Age did not seem to influence the outcome of surgery in our series, as the mean age of patients who redetached after silicone oil removal (54.0 years, range 19–82) was similar to that of patients who remained attached (52.6 years, range 12–81). There was also no association between the length of oil retention and the incidence of retinal redetachment as the median duration of silicone oil tamponade was equal in both groups (5.0 months). This failure to demonstrate a reduction in the redetachment rate after longer silicone oil tamponade is also confirmed by some studies4527283034 but not others.2935
Although the proportion of eyes with a giant retinal tear is higher in the redetachment group (47%) compared with the success group (25%), these data provide no evidence of a difference in preoperative diagnosis between the two groups as assessed by the Fisher's exact test (p = 0.19). This test also demonstrates no significant difference in the macular status of the detachment (on or off) before silicone oil injection between the two groups (p = 1.0). Although the proportion of patients without preoperative 360 degree peripheral laser retinopexy is higher in the redetachment group (20%) than in the success group (10%), the Fisher's exact test demonstrates no significant difference in the number of patients with preoperative retinopexy between the two groups (p = 0.37). Moreover, we did not detect any association between previous encirclement (p = 1.0) or retinectomy (p = 0.77) and surgical outcome after silicone oil removal. Contrary to a previous report,29 a higher number of previous vitreoretinal procedures was not associated with a higher redetachment rate in our study (p = 0.86) and this result is confirmed elsewhere.30The fact that we have found little evidence of any association between the factors under study and redetachment may well be a reflection of the low power of this study.

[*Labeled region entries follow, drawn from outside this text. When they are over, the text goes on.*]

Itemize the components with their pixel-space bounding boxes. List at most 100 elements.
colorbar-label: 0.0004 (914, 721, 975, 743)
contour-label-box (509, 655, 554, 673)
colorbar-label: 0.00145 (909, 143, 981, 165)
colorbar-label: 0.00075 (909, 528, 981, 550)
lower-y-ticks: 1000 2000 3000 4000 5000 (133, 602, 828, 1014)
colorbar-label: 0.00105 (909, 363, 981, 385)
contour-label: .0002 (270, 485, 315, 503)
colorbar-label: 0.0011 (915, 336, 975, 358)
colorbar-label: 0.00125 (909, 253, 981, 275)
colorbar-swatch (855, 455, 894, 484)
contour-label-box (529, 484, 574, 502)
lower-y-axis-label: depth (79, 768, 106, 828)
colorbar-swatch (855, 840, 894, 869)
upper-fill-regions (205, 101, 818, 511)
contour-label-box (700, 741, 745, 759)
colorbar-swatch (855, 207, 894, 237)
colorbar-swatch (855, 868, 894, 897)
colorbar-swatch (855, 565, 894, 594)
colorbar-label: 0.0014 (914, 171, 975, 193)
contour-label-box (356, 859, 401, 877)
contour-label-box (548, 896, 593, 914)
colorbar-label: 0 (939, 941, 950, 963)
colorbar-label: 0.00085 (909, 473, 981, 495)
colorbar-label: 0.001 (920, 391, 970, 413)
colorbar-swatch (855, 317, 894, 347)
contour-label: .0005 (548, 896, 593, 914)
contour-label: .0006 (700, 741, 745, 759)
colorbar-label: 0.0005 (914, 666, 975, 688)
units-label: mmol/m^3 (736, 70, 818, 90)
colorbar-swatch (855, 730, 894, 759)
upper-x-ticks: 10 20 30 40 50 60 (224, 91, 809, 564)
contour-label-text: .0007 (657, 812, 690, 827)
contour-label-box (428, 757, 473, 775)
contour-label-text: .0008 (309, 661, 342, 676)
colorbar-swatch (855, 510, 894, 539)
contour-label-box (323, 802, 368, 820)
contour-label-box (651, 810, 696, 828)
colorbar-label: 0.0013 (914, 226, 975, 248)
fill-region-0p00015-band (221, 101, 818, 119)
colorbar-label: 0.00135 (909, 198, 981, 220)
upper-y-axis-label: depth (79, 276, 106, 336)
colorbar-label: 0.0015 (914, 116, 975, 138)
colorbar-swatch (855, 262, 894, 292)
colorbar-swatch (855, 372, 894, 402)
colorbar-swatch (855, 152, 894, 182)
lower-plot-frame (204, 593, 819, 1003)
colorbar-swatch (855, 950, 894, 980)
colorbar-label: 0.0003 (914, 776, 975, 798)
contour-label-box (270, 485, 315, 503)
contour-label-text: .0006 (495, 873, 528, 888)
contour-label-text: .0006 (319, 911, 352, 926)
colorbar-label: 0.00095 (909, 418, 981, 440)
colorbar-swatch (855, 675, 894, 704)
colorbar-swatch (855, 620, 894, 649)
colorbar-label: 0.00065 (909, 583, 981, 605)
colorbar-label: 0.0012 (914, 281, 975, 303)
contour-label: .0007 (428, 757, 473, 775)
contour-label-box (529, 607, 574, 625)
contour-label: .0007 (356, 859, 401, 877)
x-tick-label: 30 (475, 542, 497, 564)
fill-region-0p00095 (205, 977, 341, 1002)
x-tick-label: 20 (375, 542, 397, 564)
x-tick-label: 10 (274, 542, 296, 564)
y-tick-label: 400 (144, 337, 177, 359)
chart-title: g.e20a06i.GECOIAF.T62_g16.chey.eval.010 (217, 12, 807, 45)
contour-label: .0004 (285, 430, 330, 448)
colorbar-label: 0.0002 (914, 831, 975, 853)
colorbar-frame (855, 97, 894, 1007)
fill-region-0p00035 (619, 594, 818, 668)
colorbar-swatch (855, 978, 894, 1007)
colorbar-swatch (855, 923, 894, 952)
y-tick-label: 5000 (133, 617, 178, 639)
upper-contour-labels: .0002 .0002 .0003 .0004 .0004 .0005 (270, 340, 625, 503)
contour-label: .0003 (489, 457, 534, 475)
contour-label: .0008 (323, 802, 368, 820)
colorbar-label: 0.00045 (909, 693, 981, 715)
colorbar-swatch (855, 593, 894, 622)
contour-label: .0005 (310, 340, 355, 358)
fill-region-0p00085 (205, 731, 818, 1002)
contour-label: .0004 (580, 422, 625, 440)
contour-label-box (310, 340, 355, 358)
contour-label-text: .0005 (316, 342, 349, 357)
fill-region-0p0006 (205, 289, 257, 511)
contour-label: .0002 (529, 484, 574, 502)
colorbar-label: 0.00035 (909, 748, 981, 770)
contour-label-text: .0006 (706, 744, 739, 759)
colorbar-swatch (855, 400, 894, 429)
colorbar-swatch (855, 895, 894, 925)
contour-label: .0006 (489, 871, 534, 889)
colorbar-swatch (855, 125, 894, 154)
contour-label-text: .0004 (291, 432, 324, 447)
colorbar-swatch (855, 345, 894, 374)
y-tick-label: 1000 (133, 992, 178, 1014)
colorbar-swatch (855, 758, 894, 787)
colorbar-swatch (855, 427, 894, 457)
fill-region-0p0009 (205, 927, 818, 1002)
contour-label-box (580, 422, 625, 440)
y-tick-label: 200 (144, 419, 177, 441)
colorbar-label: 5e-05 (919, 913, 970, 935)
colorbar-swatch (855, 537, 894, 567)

The silicone oil study confirmed that removal of silicone oil in anatomically successfully operated eyes significantly increases the likelihood of improved visual acuity in eyes after surgery for severe PVR.4 The postoperative visual acuity improved in 42 (71.2%) of 59 successfully operated eyes in our series, remained the same in nine (15.2%) eyes and deteriorated in seven (11.8%) eyes. This incidence of postoperative visual acuity deterioration is similar to that reported by other authors1130 and has been attributed to maculopathy (hypotony, ERM, CMO and non-specific scarring) in all these cases. Postoperative visual acuity may be improved by epiretinal membrane peel at the time of surgery.4 On the other hand, 14 (93.3%) redetached eyes in this series failed to achieve a vision of 6/60. This poor visual prognosis after redetachment is confirmed by other studies.2930
Combined phacoemulsification and transpupillary silicone oil drainage through a planned posterior capsulorrhexis and without a pars plana infusion line is a simpler and less invasive technique that offers the advantages of diminished surgical trauma and reduced incidence of postoperative capsular thickening. We believe that this technique should be reserved for patients with a stable retina and closed retinal breaks not in need of additional surgical manoeuvres at the time of oil removal.